I spent two and a half days this week at the annual conference of the American Association of University Presses. In some ways it was an odd place for me to be, since I don’t work for a university press, or even at an institution with a member press. (OSU Press does not currently belong to the AAUP.) I attended primarily because I had helped to organize a pre-conference workshop on library/press collaborations, and was invited to speak on a panel about library publishing, but I was also curious to see how libraries (and their publishing efforts, in particular) are viewed by this community. The preliminary program looked interesting and relevant to what I do, but I had no idea what to expect from the experience.
First off, I should say that it was just an all-around great conference. The program was well put-together, the sessions I attended were all interesting and well-run, and the community was engaged. I also enjoyed it from the perspective of being a librarian in foreign territory. I was a little surprised at how kind and welcoming people were, and the genuine curiosity displayed by the press community towards library publishing as an endeavor. There were a few uncomfortable moments, most of which involved clashing worldviews and misconceptions of how libraries work. As an example, the copyright update – while informative – was delivered from a perspective I don’t share (to put it mildly). On the whole, though, it was one of the more enjoyable conferences I’ve been to in recent years.
The workshop on collaborations was interesting, and the panel on library publishing had a large and engaged audience, but the best part of the conference for me was the opportunity to gain a better understanding of the values and concerns of university presses. One conversation, in particular, crystallized for me one of the major differences between libraries and presses – that of independence. A press that sustains itself through sales of its publications is independent from the whims of its host institution in a way that the university library can never be. Some of the changes that are happening in the UP world – in particular the move to merge presses with libraries, and the push in some places for the press to publish more local content – can be seen as threatening that independence, and subsequently one of the major values of university press publishing as a whole. The anxiety around library publishing made much more sense to me once I was able to wrap my head around that particular issue.

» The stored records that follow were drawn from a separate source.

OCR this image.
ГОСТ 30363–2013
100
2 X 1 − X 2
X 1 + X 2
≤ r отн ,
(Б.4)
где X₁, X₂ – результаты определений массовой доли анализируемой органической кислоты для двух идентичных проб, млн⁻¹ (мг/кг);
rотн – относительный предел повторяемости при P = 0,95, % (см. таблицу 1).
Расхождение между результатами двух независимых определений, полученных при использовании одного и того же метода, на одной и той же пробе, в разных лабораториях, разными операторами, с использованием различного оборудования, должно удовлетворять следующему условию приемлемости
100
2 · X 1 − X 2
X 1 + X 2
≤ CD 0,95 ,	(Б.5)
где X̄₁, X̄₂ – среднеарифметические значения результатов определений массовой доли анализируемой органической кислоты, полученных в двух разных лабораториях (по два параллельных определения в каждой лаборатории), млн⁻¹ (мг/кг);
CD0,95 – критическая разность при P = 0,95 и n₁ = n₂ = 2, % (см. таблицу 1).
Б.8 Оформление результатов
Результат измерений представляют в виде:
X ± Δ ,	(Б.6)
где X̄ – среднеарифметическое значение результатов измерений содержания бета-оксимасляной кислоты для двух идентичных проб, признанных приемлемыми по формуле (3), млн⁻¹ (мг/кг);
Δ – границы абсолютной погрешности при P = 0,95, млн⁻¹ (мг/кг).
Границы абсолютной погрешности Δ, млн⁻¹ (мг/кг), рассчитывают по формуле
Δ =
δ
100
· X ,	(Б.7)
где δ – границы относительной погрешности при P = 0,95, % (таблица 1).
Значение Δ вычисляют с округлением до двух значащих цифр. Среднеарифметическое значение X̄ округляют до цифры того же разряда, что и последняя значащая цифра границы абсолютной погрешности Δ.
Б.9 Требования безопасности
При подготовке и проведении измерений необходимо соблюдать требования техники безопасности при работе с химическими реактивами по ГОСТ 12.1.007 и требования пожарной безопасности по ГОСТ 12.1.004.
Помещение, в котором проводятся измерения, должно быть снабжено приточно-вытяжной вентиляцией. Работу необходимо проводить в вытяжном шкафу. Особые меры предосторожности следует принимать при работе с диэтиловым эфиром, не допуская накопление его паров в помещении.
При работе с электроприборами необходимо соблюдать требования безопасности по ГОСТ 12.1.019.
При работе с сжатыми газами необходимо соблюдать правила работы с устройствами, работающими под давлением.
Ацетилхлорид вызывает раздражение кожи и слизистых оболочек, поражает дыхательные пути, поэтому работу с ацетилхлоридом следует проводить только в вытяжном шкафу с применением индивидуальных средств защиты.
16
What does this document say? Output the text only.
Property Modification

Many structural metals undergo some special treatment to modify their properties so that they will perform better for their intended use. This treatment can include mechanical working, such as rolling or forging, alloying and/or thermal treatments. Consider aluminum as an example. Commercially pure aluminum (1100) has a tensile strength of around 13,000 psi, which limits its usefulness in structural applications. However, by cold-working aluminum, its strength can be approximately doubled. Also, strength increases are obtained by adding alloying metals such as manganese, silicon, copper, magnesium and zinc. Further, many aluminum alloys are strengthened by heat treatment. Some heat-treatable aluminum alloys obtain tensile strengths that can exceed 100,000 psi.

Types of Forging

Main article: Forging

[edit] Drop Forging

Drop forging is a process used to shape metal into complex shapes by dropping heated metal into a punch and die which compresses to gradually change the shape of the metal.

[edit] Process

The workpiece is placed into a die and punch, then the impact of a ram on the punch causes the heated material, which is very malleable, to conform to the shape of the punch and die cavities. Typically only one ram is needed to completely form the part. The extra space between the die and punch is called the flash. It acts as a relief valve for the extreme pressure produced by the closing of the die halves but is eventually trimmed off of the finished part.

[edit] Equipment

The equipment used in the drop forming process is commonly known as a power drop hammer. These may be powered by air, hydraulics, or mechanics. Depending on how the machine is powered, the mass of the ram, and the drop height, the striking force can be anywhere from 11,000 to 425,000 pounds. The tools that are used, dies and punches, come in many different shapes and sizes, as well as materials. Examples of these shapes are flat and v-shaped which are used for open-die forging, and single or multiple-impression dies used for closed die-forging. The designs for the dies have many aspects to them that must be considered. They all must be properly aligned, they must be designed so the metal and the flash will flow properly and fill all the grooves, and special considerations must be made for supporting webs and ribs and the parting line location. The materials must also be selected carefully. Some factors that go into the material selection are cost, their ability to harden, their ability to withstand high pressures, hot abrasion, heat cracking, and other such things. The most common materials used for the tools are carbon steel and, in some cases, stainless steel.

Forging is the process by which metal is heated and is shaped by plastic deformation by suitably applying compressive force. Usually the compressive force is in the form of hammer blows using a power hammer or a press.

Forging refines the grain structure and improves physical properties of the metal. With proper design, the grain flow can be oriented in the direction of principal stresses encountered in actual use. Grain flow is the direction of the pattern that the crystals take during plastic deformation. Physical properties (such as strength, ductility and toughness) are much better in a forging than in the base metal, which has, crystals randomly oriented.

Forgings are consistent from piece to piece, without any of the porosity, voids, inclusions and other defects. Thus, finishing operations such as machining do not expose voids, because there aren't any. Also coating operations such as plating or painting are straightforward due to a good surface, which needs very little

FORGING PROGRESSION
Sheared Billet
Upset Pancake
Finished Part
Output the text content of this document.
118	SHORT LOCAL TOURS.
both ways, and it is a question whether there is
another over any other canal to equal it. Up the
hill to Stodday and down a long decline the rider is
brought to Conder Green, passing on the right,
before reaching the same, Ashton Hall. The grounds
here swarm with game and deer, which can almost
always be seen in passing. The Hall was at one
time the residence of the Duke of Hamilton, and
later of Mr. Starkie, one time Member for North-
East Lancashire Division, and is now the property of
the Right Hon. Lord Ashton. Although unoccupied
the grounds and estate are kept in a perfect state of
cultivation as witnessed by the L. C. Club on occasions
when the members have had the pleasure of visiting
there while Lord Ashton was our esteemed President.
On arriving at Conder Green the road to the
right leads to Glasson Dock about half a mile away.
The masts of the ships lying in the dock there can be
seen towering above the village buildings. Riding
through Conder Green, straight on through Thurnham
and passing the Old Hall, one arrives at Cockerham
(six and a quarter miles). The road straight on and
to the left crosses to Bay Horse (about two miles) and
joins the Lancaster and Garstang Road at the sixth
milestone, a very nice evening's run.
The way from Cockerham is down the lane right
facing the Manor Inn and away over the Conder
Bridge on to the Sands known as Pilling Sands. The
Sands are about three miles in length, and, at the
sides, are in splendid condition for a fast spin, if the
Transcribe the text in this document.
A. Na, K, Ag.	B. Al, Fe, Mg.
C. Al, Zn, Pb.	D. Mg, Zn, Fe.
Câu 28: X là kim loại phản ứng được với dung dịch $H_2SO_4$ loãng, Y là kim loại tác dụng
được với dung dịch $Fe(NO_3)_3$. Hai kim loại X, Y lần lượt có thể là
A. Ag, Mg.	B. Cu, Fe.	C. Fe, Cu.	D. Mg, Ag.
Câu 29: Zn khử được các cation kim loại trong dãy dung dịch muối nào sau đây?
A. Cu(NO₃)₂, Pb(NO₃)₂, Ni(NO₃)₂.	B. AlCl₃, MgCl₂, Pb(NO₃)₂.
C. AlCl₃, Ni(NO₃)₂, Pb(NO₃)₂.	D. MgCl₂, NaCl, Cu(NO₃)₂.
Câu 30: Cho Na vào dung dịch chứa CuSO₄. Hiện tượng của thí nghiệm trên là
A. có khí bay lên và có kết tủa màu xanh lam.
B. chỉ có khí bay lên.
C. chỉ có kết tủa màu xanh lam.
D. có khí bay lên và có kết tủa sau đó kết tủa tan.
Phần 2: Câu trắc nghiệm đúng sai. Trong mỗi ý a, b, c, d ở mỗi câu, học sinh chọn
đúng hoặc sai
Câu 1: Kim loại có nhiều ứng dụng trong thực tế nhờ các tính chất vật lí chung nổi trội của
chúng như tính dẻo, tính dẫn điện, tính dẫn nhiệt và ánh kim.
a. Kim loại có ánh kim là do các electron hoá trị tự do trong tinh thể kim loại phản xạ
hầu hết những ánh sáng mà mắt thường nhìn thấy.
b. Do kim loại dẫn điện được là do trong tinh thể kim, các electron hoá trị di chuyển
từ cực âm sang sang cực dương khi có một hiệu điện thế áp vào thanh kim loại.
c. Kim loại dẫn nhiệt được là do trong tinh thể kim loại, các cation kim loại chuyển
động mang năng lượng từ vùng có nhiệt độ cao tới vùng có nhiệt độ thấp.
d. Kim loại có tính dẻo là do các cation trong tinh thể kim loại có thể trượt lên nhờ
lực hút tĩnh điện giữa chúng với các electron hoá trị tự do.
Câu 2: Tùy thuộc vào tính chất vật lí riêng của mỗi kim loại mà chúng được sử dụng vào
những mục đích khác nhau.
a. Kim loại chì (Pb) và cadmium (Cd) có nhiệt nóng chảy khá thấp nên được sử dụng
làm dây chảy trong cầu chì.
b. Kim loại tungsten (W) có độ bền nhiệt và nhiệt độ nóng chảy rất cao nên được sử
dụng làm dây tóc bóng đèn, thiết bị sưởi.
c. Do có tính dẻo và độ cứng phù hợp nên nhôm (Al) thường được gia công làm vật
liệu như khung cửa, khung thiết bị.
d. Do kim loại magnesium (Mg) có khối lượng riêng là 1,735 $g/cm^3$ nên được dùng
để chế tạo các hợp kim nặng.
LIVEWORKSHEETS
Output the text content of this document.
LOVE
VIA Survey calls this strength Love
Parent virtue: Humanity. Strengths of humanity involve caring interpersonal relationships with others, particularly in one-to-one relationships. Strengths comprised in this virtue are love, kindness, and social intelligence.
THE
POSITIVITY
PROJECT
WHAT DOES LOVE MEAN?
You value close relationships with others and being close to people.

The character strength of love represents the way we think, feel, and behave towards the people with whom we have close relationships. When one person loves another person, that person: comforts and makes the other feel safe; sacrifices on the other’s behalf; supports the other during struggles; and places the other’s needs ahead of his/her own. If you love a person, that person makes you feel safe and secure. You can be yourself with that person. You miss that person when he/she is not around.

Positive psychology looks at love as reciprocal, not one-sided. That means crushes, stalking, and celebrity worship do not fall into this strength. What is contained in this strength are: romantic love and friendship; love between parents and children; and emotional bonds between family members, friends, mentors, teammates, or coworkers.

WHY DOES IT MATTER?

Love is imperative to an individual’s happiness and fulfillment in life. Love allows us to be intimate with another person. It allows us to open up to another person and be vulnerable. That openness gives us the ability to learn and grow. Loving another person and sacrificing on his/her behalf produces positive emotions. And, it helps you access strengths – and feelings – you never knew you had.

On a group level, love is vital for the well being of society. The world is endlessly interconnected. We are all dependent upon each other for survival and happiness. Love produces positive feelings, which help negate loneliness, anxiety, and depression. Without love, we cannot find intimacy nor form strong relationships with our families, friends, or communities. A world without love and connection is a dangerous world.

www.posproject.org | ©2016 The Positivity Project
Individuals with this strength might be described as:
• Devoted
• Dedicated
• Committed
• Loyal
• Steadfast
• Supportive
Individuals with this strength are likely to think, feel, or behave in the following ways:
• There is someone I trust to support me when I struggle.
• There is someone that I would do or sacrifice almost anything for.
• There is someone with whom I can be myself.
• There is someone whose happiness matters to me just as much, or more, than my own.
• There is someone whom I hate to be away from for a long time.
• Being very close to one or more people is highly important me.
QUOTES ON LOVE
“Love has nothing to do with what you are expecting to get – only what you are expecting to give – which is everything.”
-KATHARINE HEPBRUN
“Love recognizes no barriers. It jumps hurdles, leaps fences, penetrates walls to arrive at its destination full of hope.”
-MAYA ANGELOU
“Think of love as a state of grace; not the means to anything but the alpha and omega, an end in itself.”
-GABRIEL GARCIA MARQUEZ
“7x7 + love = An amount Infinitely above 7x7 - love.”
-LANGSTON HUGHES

I was also fascinated by the wide range of perspectives, practices, and ways of engaging with their campus community displayed by the attendees. One panel in particular (“A Seat at the Table: Navigating University Structures for Fun and Profit,” facilitated by Mark Saunders of the University of Virginia Press) was illuminating on this score, and gave me a much greater appreciation of the creative work being done by presses around the country.
My biggest takeaway, though, was a sense that university presses are grappling with many of the same issues that libraries are: changing missions (or, if you prefer, changing strategies for supporting the same mission), supporting emerging fields such as digital humanities, allocating limited resources, managing expectations (both of partners/clients, and of the university), collaborating with other organizations, juggling the needs of the campus community with those of the scholarly community as a whole, remaining viable and relevant in a rapidly changing environment, and the tension between focusing on what you do best and exploring new territory. We also both struggle to help other people understand the importance – and the complexity – of the work that we do. There are some clear obstacles to libraries and presses working together, but I came away from the AAUP conference feeling confident that, if we can find ways to overcome those obstacles, we can find plenty of common ground to occupy. At the end of the day, libraries and presses both exist to facilitate scholarship and its communication. Let’s find a way to pull in the same direction.